We could not be sure, however, whether that was the nature of the potation or a variant of how “the girls always look prettier at closing time.” Our closing time was early so we could go home and watch the presidential debate.
I’m not sure why we bothered. For one thing, I don’t know why we call these events “debates.” I took the course in high school. There was a formal proposition, and we took the affirmative or negative. We had to address the proposition, rather than mean-mouth the opposition.
The best part about the class was that often, you didn’t know which side you’d be on until class started, so you had to learn both sides and be prepared to argue either.
A real debate between candidates would have a proposition like “Resolved: The United States should adopt a universal single-payer health-care system” or “Resolved: Alaska should be an independent nation.” The candidates would make their arguments and rebuttals, and we would judge accordingly.
The alleged model for the modern presentations is the series of debates between Stephen A. Douglas and Abraham Lincoln for an Illinois U.S. Senate seat in 1858. The candidates alternated as to who would speak first.
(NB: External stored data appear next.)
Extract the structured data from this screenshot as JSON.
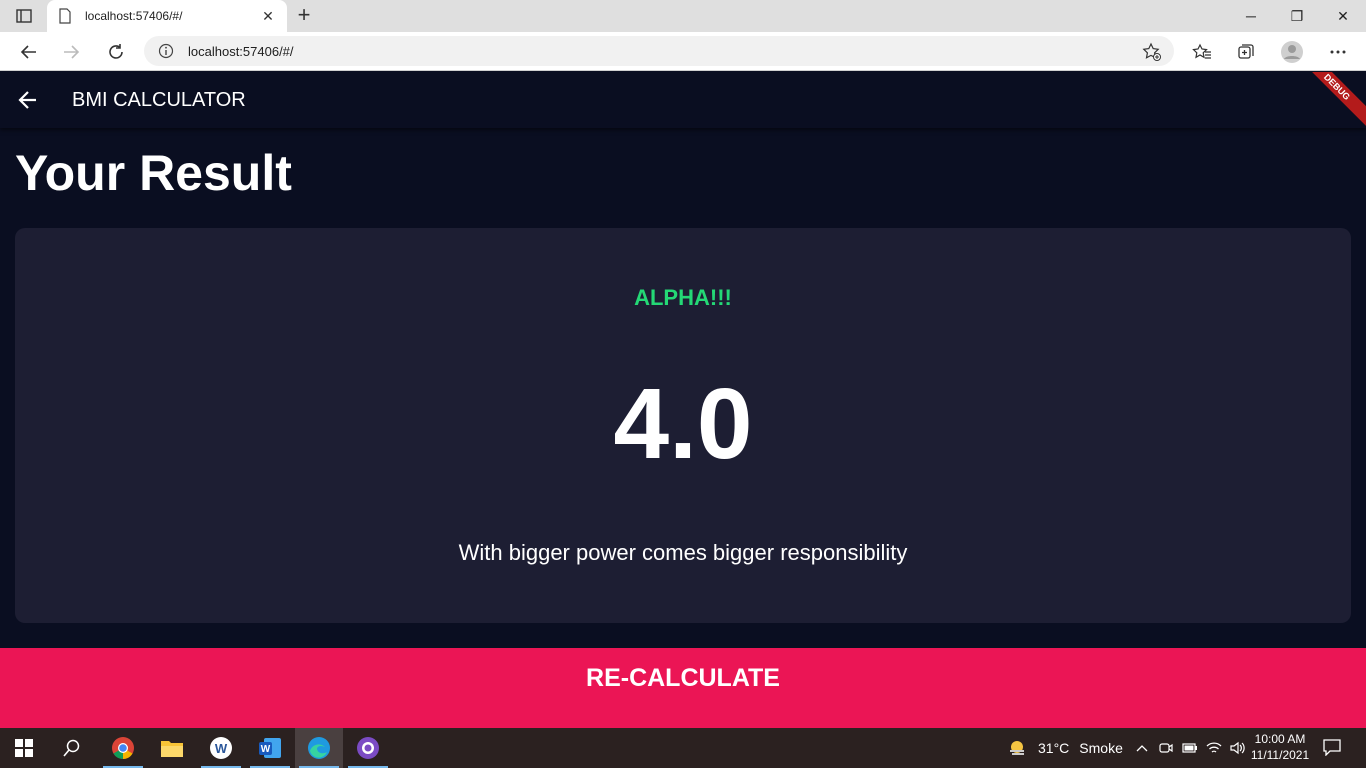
{
  "browser": {
    "tab_title": "localhost:57406/#/",
    "url": "localhost:57406/#/",
    "icons": [
      "tab-actions-icon",
      "page-icon",
      "close-icon",
      "new-tab-icon",
      "back-icon",
      "forward-icon",
      "reload-icon",
      "info-icon",
      "add-favorite-icon",
      "favorites-icon",
      "collections-icon",
      "profile-icon",
      "more-icon"
    ]
  },
  "app": {
    "appbar_title": "BMI CALCULATOR",
    "debug_banner": "DEBUG",
    "page_title": "Your Result",
    "result_status": "ALPHA!!!",
    "bmi_value": "4.0",
    "interpretation": "With bigger power comes bigger responsibility",
    "recalculate_label": "RE-CALCULATE",
    "colors": {
      "background": "#0a0e21",
      "card": "#1d1e33",
      "status_green": "#24d876",
      "accent_pink": "#eb1555"
    }
  },
  "taskbar": {
    "weather_temp": "31°C",
    "weather_desc": "Smoke",
    "time": "10:00 AM",
    "date": "11/11/2021",
    "apps": [
      "start-icon",
      "search-icon",
      "chrome-icon",
      "file-explorer-icon",
      "word-icon-a",
      "word-icon-b",
      "edge-icon",
      "github-icon"
    ]
  }
}
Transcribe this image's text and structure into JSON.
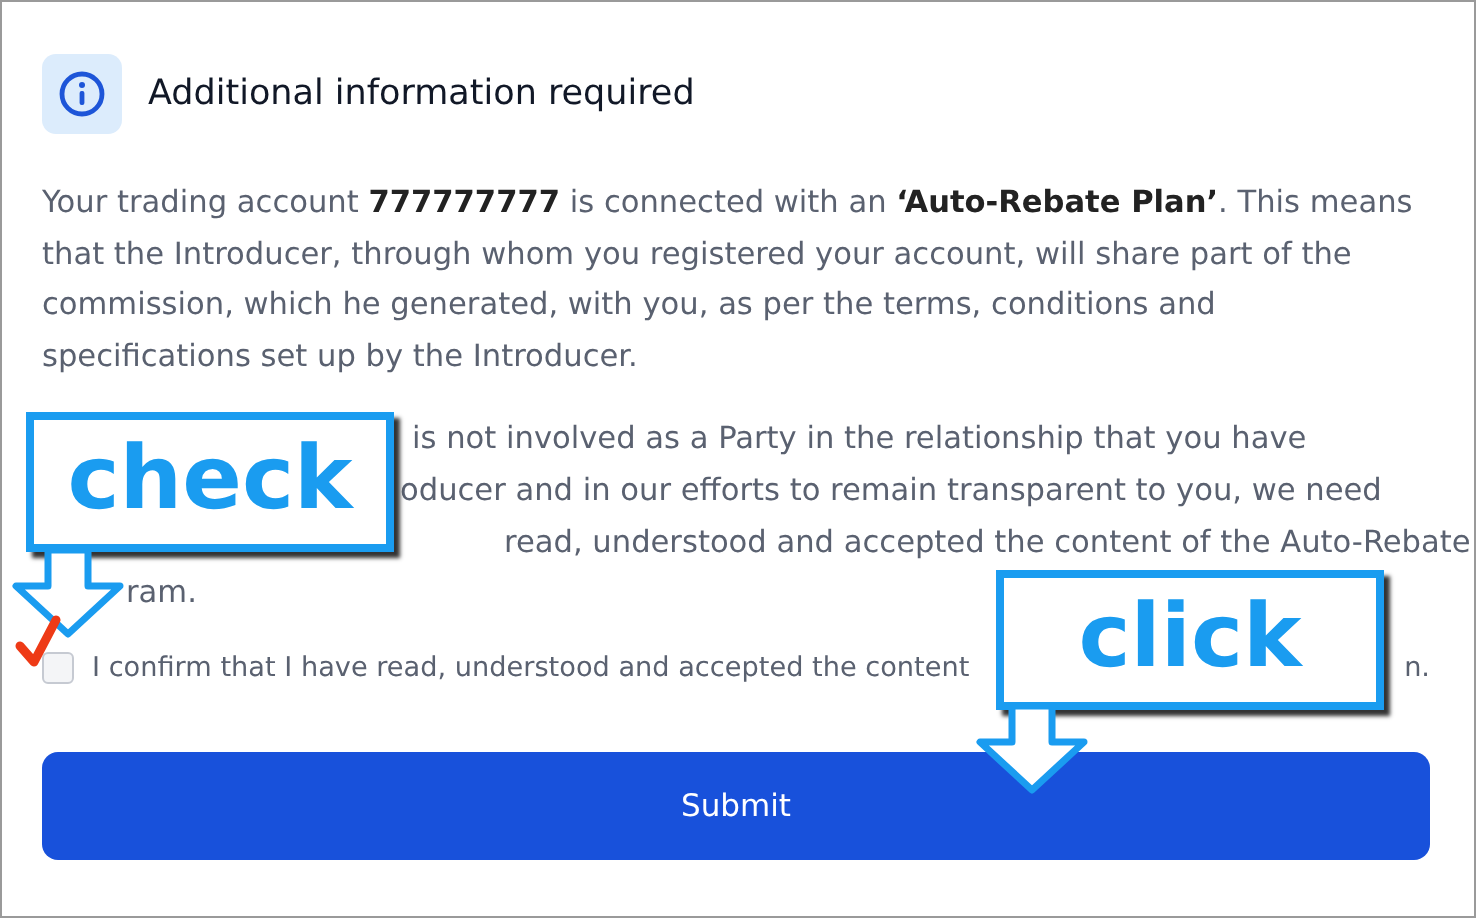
{
  "header": {
    "title": "Additional information required"
  },
  "intro": "Your trading account **777777777** is connected with an **‘Auto-Rebate Plan’**. This means that the Introducer, through whom you registered your account, will share part of the commission, which he generated, with you, as per the terms, conditions and specifications set up by the Introducer.",
  "partly_covered_lines": [
    "is not involved as a Party in the relationship that you have",
    "oducer and in our efforts to remain transparent to you, we need",
    "read, understood and accepted the content of the Auto-Rebate",
    "ram."
  ],
  "confirm": {
    "checked": false,
    "label": "I confirm that I have read, understood and accepted the content",
    "label_tail": "n."
  },
  "submit": {
    "label": "Submit"
  },
  "annotations": [
    {
      "kind": "check",
      "text": "check"
    },
    {
      "kind": "click",
      "text": "click"
    }
  ]
}
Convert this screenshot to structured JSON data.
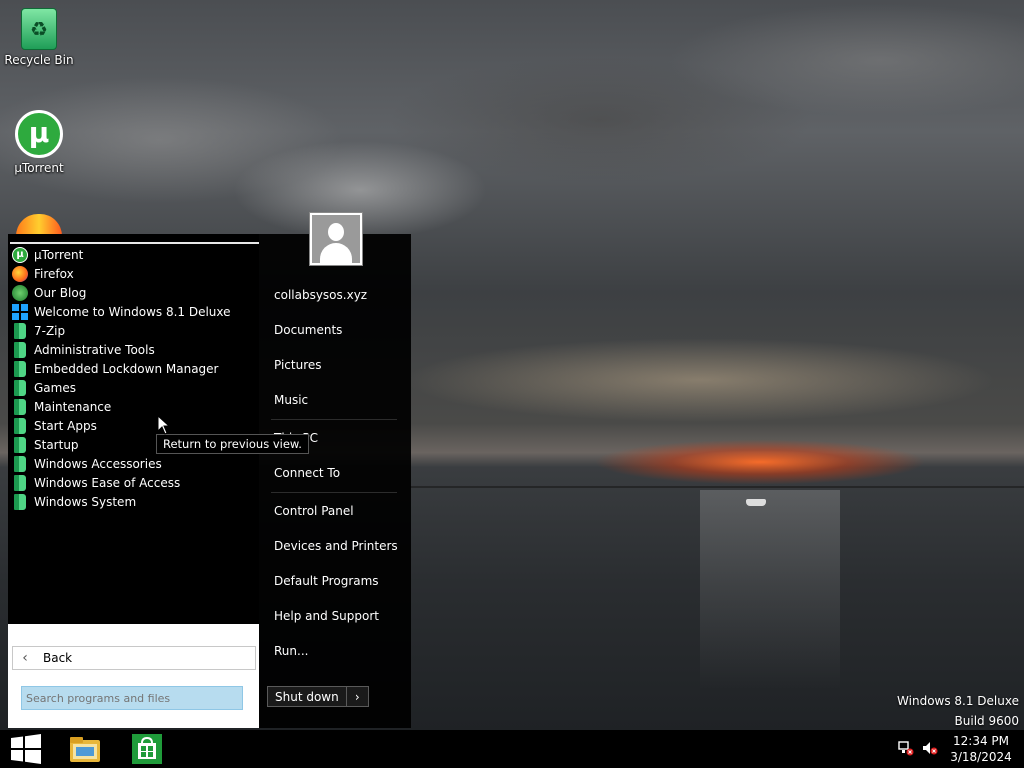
{
  "desktop": {
    "icons": [
      {
        "label": "Recycle Bin",
        "icon": "recycle-bin-icon"
      },
      {
        "label": "µTorrent",
        "icon": "utorrent-icon"
      },
      {
        "label": "",
        "icon": "firefox-icon"
      }
    ],
    "watermark": {
      "line1": "Windows 8.1 Deluxe",
      "line2": "Build 9600"
    }
  },
  "start_menu": {
    "programs": [
      {
        "label": "µTorrent",
        "icon": "utorrent-icon"
      },
      {
        "label": "Firefox",
        "icon": "firefox-icon"
      },
      {
        "label": "Our Blog",
        "icon": "blog-icon"
      },
      {
        "label": "Welcome to Windows 8.1 Deluxe",
        "icon": "windows-icon"
      },
      {
        "label": "7-Zip",
        "icon": "folder-icon"
      },
      {
        "label": "Administrative Tools",
        "icon": "folder-icon"
      },
      {
        "label": "Embedded Lockdown Manager",
        "icon": "folder-icon"
      },
      {
        "label": "Games",
        "icon": "folder-icon"
      },
      {
        "label": "Maintenance",
        "icon": "folder-icon"
      },
      {
        "label": "Start Apps",
        "icon": "folder-icon"
      },
      {
        "label": "Startup",
        "icon": "folder-icon"
      },
      {
        "label": "Windows Accessories",
        "icon": "folder-icon"
      },
      {
        "label": "Windows Ease of Access",
        "icon": "folder-icon"
      },
      {
        "label": "Windows System",
        "icon": "folder-icon"
      }
    ],
    "back_label": "Back",
    "back_tooltip": "Return to previous view.",
    "search": {
      "placeholder": "Search programs and files",
      "value": ""
    },
    "user": {
      "name": "collabsysos.xyz",
      "avatar": "user-avatar-icon"
    },
    "places": [
      {
        "label": "Documents"
      },
      {
        "label": "Pictures"
      },
      {
        "label": "Music"
      },
      {
        "label": "This PC"
      },
      {
        "label": "Connect To"
      },
      {
        "label": "Control Panel"
      },
      {
        "label": "Devices and Printers"
      },
      {
        "label": "Default Programs"
      },
      {
        "label": "Help and Support"
      },
      {
        "label": "Run..."
      }
    ],
    "shutdown_label": "Shut down",
    "shutdown_arrow": "›"
  },
  "taskbar": {
    "start_icon": "windows-logo-icon",
    "pinned": [
      {
        "name": "file-explorer-icon"
      },
      {
        "name": "store-icon"
      }
    ],
    "tray": [
      {
        "name": "network-disconnected-icon"
      },
      {
        "name": "volume-muted-icon"
      }
    ],
    "clock": {
      "time": "12:34 PM",
      "date": "3/18/2024"
    }
  },
  "colors": {
    "accent_green": "#2eaa3e",
    "start_menu_bg": "#000000",
    "search_bg": "#b7dcef",
    "windows_blue": "#1ea2ff"
  }
}
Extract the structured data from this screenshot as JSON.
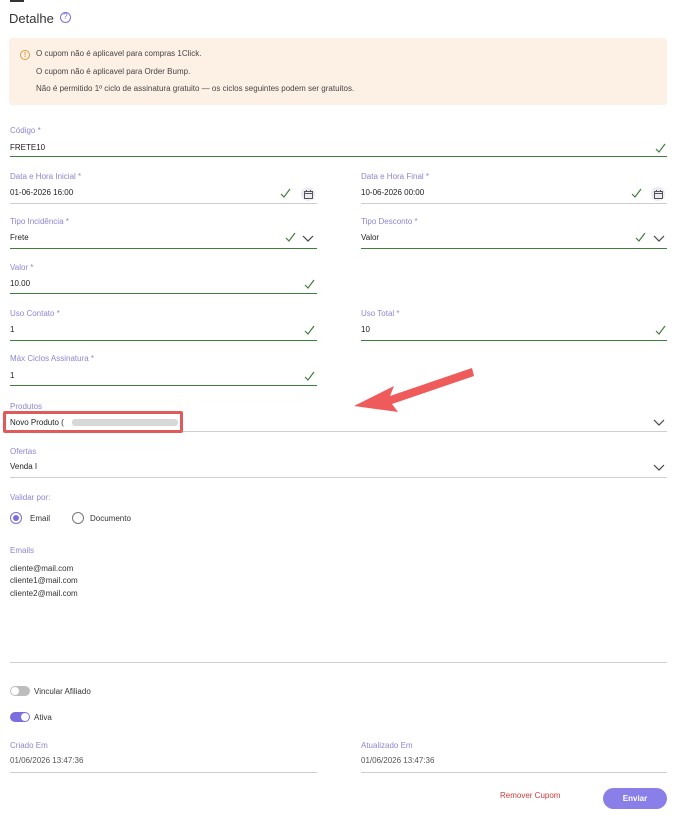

The first speaker got an hour, the second an hour and a half, and the first speaker came back for 30 minutes of rebuttal, for a total of three hours.
What we have now is more like a public job interview, with applicants fielding and evading questions. Why do we call it a debate?
And where do the networks find those “undecided” voters to query? Both candidates have been running hard for more than a year. Anyone with the slightest interest in public affairs has all the information necessary to make a decision, and there can’t be that many Americans who just emerged from comas.
But wait. Might some candidate make a game-changing gaffe? I’ll wager that Barack Obama lost not a single vote when he said “green behind the ears” instead of “wet behind the ears,” and John McCain’s “that one” did not change anyone’s mind.
It turned out to be an evening better devoted for sampling whiskey, but perhaps the final “debate” this week will be an improvement. The odds are against it, though. Whiskey gets better with age, but campaigns apparently do not.
• • •
In last Sunday’s column, I wrote that John Marshall, manager of two losing Republican campaigns, became development director at Mesa State College from a patronage appointment, and the job was not advertised.
One source was an article in the Grand Junction Free Press, which quoted Mesa President Tim Foster saying the college chose not to advertise the position because it wanted to act quickly to continue raising money to remodel the fieldhouse.
This inspired a call from Foster, followed by an e-mail. He said the college does not have patronage jobs and normal hiring procedures were followed; the position was advertised on the college’s website and in local media.
“I also appreciate the retraction — if it comes — will, in all likelihood, be marginalized,” Foster wrote.
Well, I’ve done my best to hide it here.